(WASHINGTON) — Global warming is hurting people’s health a bit more than previously thought, but there’s hope that the Earth — and populations — can heal if the planet kicks its coal habit, a group of doctors and other experts said.
The poor and elderly are most threatened by worsening climate change, but there remains “glimmers of progress” especially after the 2015 Paris agreement to limit heat-trapping carbon dioxide emissions, according to a new big study published Monday in the British medical journal Lancet.
Comparing the report to a health checkup, four researchers and several outside experts described Earth’s prognosis as “guarded.”
“There are some very severe warning signs, but there are some hopeful indicators too,” said co-author Dr. Howard Frumkin, a professor of environmental health at the University of Washington. “Given the right treatment and aggressive efforts to prevent things from getting worse, I think there’s hope.”
The report highlighted health problems stemming from more frequent heat waves, disease spread by insects, air pollution and other woes. While the disasters have been costly, deaths haven’t been increasing because society is doing a better but more expensive job adjusting to the changing conditions, the researchers noted.
A team of 63 doctors, public health officials and scientists from around the world wrote what they considered the first of a regular monitoring of the health of the planet, similar to having a “finger on the pulse of the patient,” said Dr. Hugh Montgomery, an intensive care specialist and director of the University College of London’s Institute for Health and Performance.
Based on 40 indicators, the study said “the human symptoms of climate change are unequivocal and potentially irreversible.”
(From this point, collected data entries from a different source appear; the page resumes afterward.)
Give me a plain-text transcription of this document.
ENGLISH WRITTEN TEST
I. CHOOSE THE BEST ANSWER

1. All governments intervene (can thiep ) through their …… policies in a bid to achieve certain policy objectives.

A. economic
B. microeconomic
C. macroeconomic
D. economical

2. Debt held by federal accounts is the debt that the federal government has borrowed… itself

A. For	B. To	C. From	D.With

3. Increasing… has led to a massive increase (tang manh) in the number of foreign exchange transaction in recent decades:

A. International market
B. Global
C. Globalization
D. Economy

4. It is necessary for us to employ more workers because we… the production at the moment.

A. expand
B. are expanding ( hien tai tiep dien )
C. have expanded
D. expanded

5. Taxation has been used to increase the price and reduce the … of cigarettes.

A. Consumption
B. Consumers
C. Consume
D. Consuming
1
While other disease rates are dropping, cases of dengue fever — a mosquito-borne disease — has doubled every decade since 1990 with 58.4 million cases and 10,000 deaths in 2013. Frumkin, a former environmental health director at the U.S. Centers for Disease Control and Prevention, said climate change, which allows mosquitoes to live in more places and stay active longer with shorter freeze seasons, is part but not all of the reason.
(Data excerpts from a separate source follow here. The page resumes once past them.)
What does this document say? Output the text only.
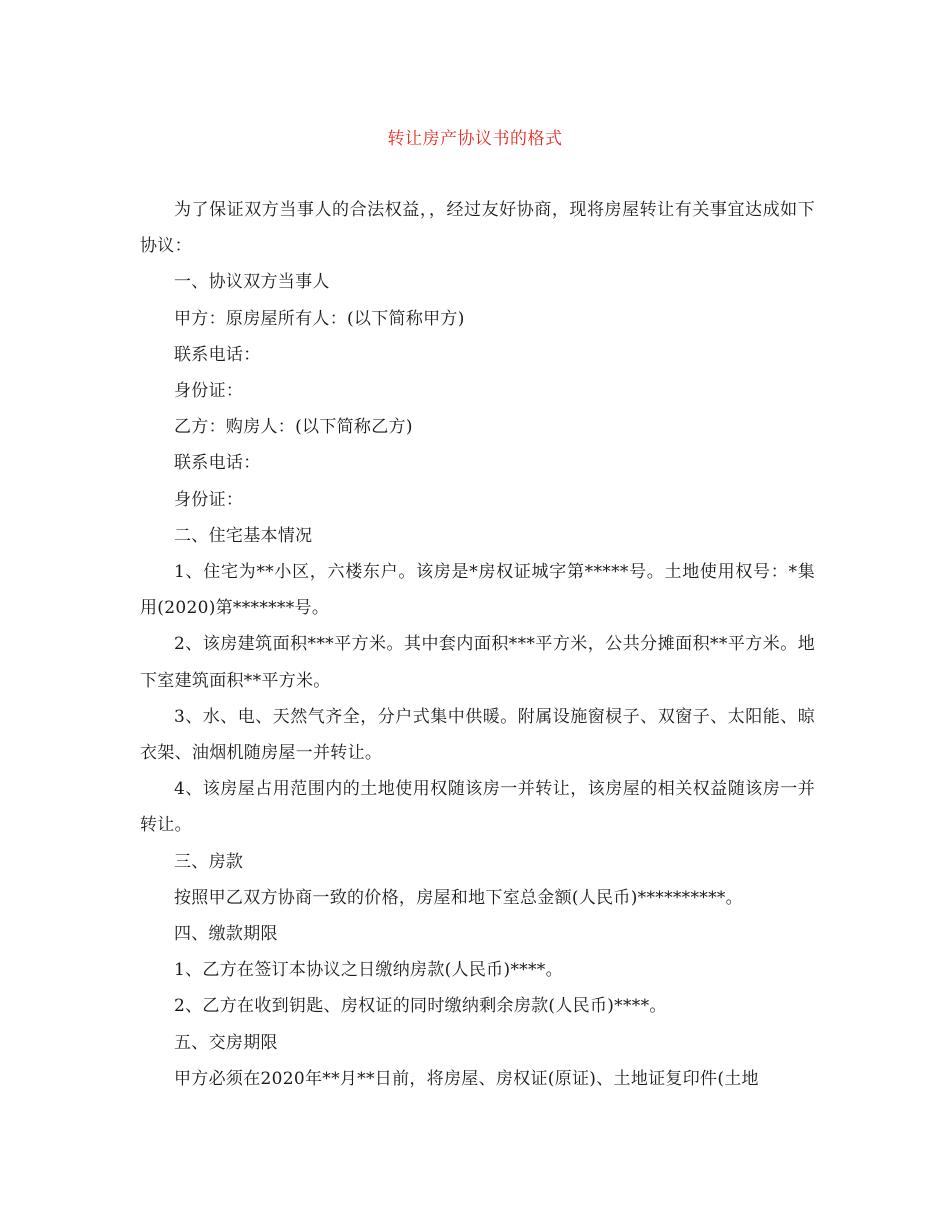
转让房产协议书的格式

为了保证双方当事人的合法权益，，经过友好协商，现将房屋转让有关事宜达成如下协议：

一、协议双方当事人

甲方：原房屋所有人：(以下简称甲方)

联系电话：

身份证：

乙方：购房人：(以下简称乙方)

联系电话：

身份证：

二、住宅基本情况

1、住宅为**小区，六楼东户。该房是*房权证城字第*****号。土地使用权号：*集用(2020)第*******号。

2、该房建筑面积***平方米。其中套内面积***平方米，公共分摊面积**平方米。地下室建筑面积**平方米。

3、水、电、天然气齐全，分户式集中供暖。附属设施窗棂子、双窗子、太阳能、晾衣架、油烟机随房屋一并转让。

4、该房屋占用范围内的土地使用权随该房一并转让，该房屋的相关权益随该房一并转让。

三、房款

按照甲乙双方协商一致的价格，房屋和地下室总金额(人民币)**********。

四、缴款期限

1、乙方在签订本协议之日缴纳房款(人民币)****。

2、乙方在收到钥匙、房权证的同时缴纳剩余房款(人民币)****。

五、交房期限

甲方必须在2020年**月**日前，将房屋、房权证(原证)、土地证复印件(土地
The same goes for the increase in tick-borne Lyme disease in the United States, Frumkin said, adding “the ticks do better with warmer weather.”
Between 2000 and last year, the number of vulnerable people — those over 65 or with chronic disease — exposed to heat waves increased by about 125 million, the study said.
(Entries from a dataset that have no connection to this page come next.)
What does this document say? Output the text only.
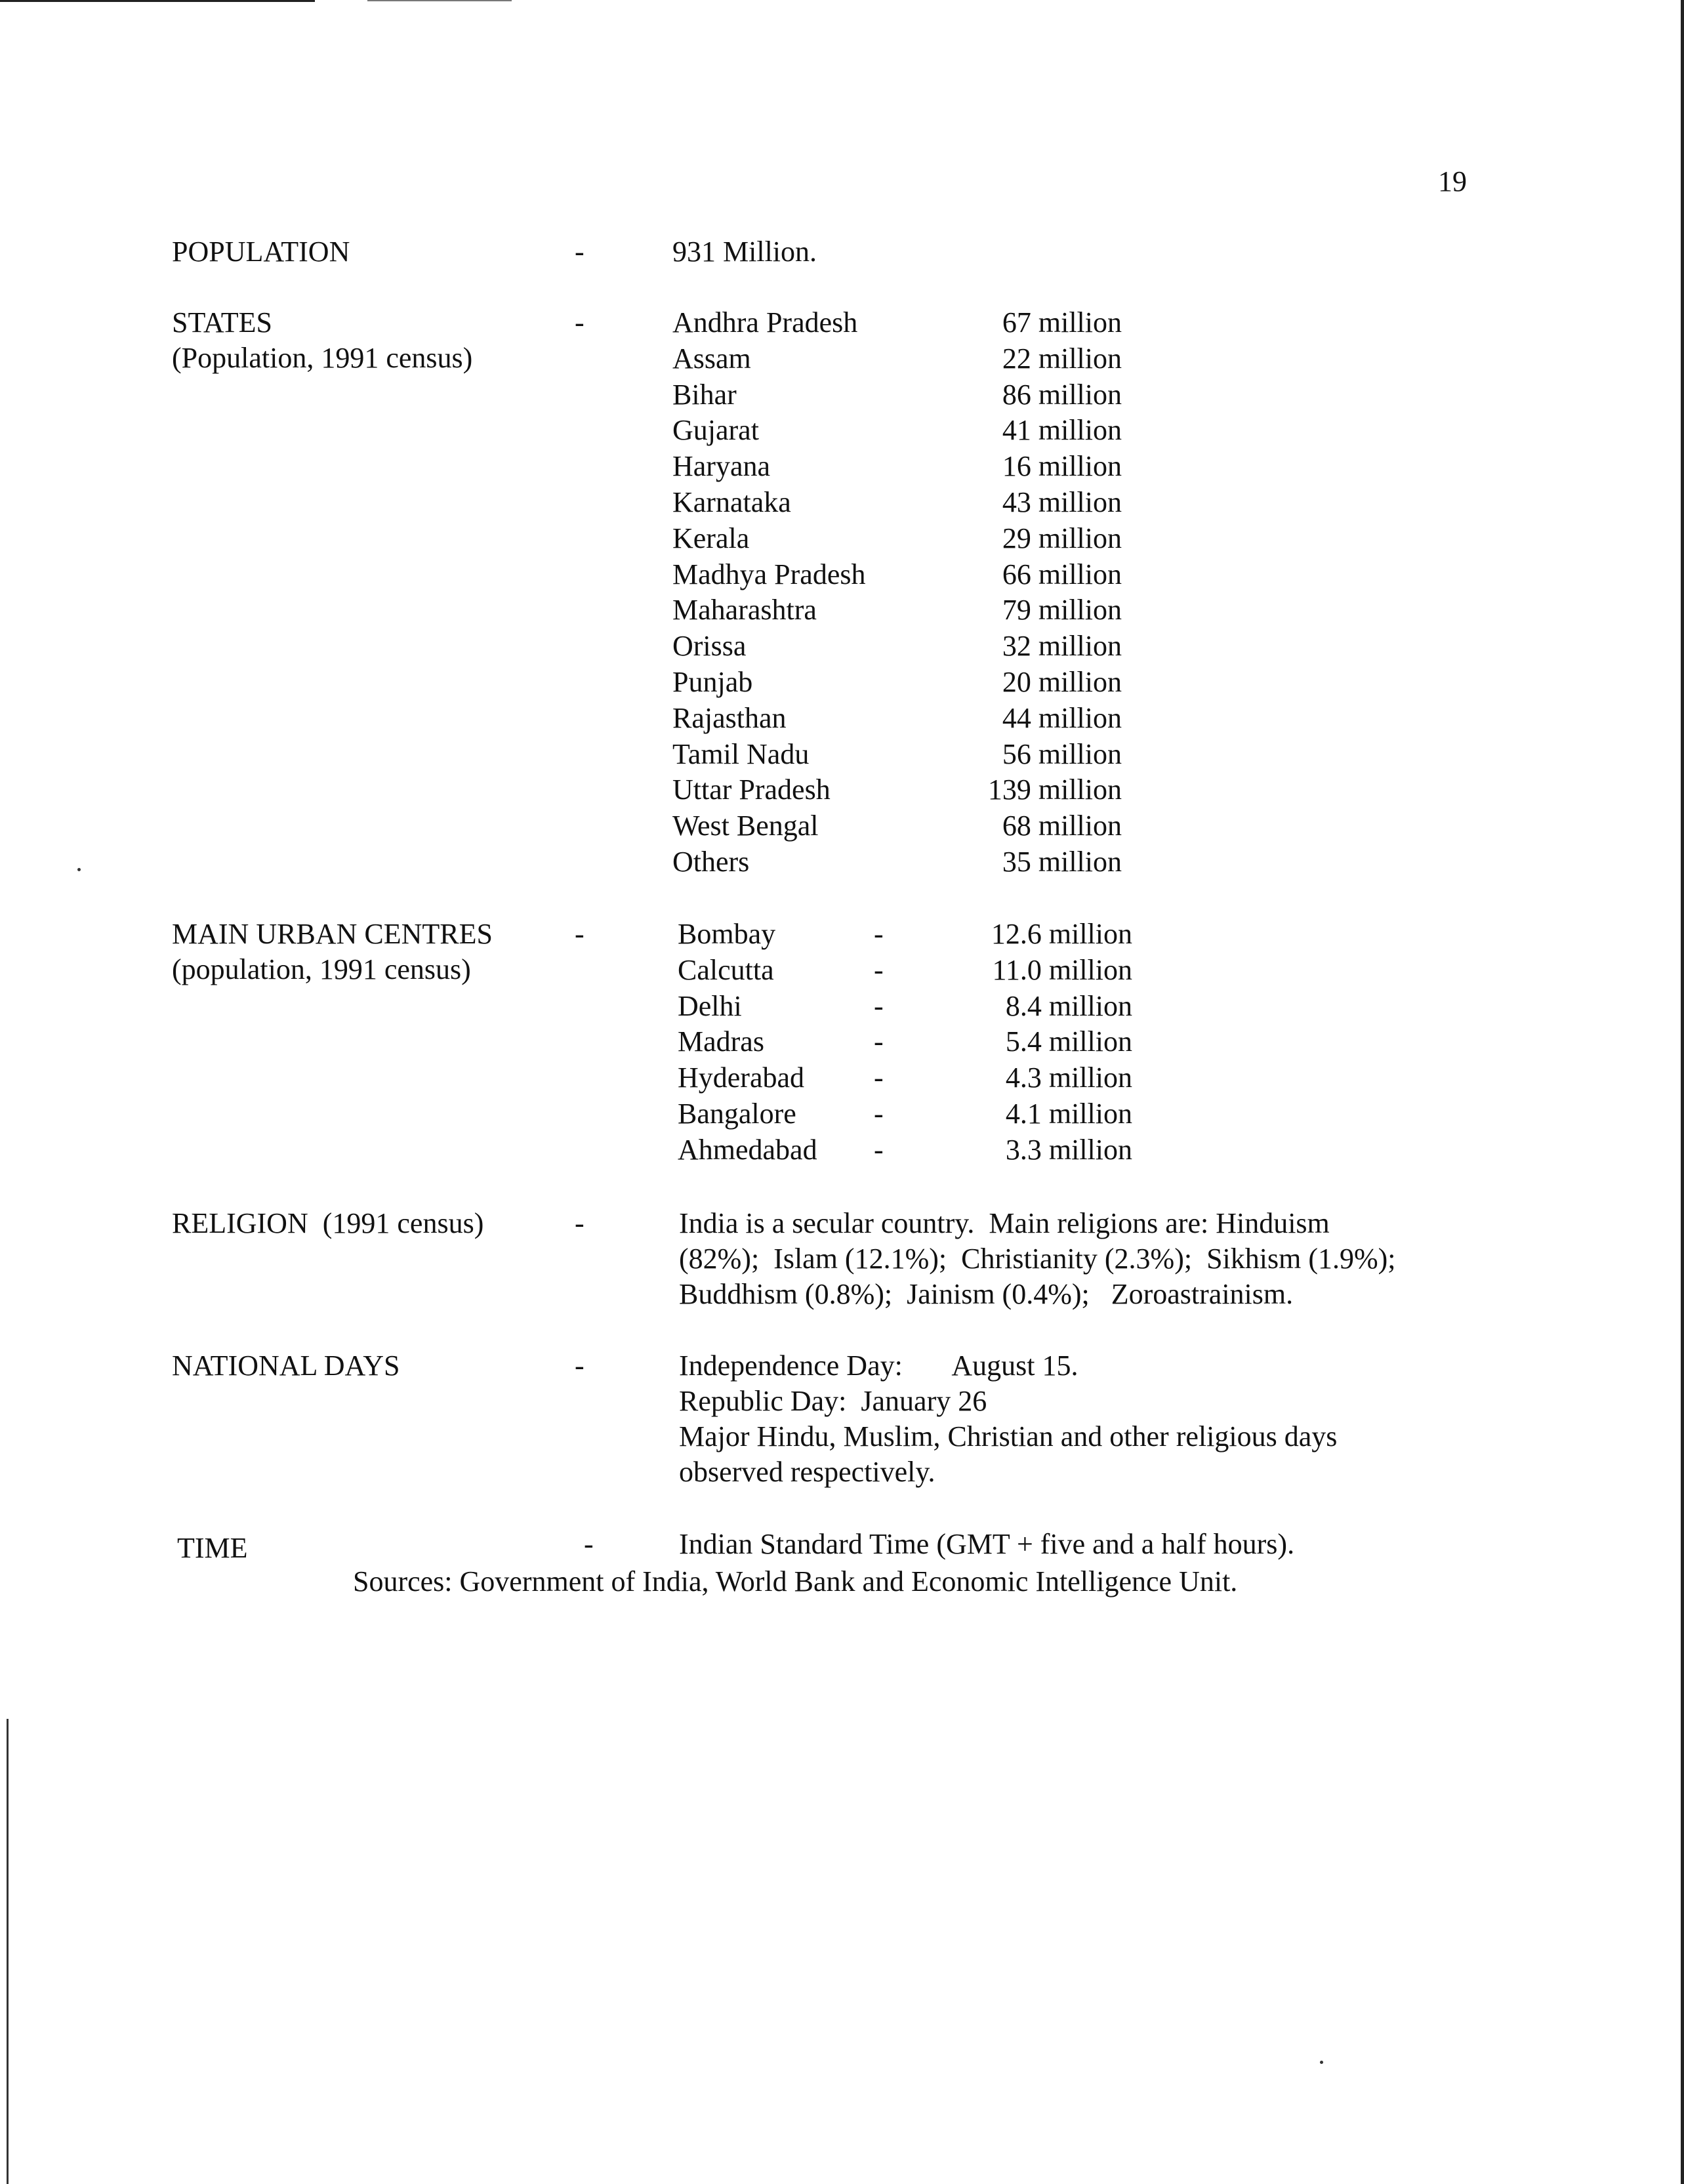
19
POPULATION	-	931 Million.
STATES
(Population, 1991 census)
-	Andhra Pradesh	67 million
Assam	22 million
Bihar	86 million
Gujarat	41 million
Haryana	16 million
Karnataka	43 million
Kerala	29 million
Madhya Pradesh	66 million
Maharashtra	79 million
Orissa	32 million
Punjab	20 million
Rajasthan	44 million
Tamil Nadu	56 million
Uttar Pradesh	139 million
West Bengal	68 million
Others	35 million
MAIN URBAN CENTRES
(population, 1991 census)
-	Bombay	-	12.6 million
Calcutta	-	11.0 million
Delhi	-	8.4 million
Madras	-	5.4 million
Hyderabad -	4.3 million
Bangalore	-	4.1 million
Ahmedabad -	3.3 million
RELIGION  (1991 census)	-	India is a secular country.  Main religions are: Hinduism
(82%);  Islam (12.1%);  Christianity (2.3%);  Sikhism (1.9%);
Buddhism (0.8%);  Jainism (0.4%);   Zoroastrainism.
NATIONAL DAYS	-	Independence Day:       August 15.
Republic Day:  January 26
Major Hindu, Muslim, Christian and other religious days
observed respectively.
TIME	-	Indian Standard Time (GMT + five and a half hours).
Sources: Government of India, World Bank and Economic Intelligence Unit.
It also highlighted the increasing likelihood of food shortages as climate change worsens.
Columbia University’s Madeline Thomson, who wasn’t part of the study team, praised the work, saying “climate is a stress multiplier” so it is important to monitor this way.
Acting on climate can have side benefits, Frumkin said. Cutting coal takes smog and soot out of the air, while eating less meat and bicycling and walking more to use less electricity means fewer accidents and reduced obesity, he said.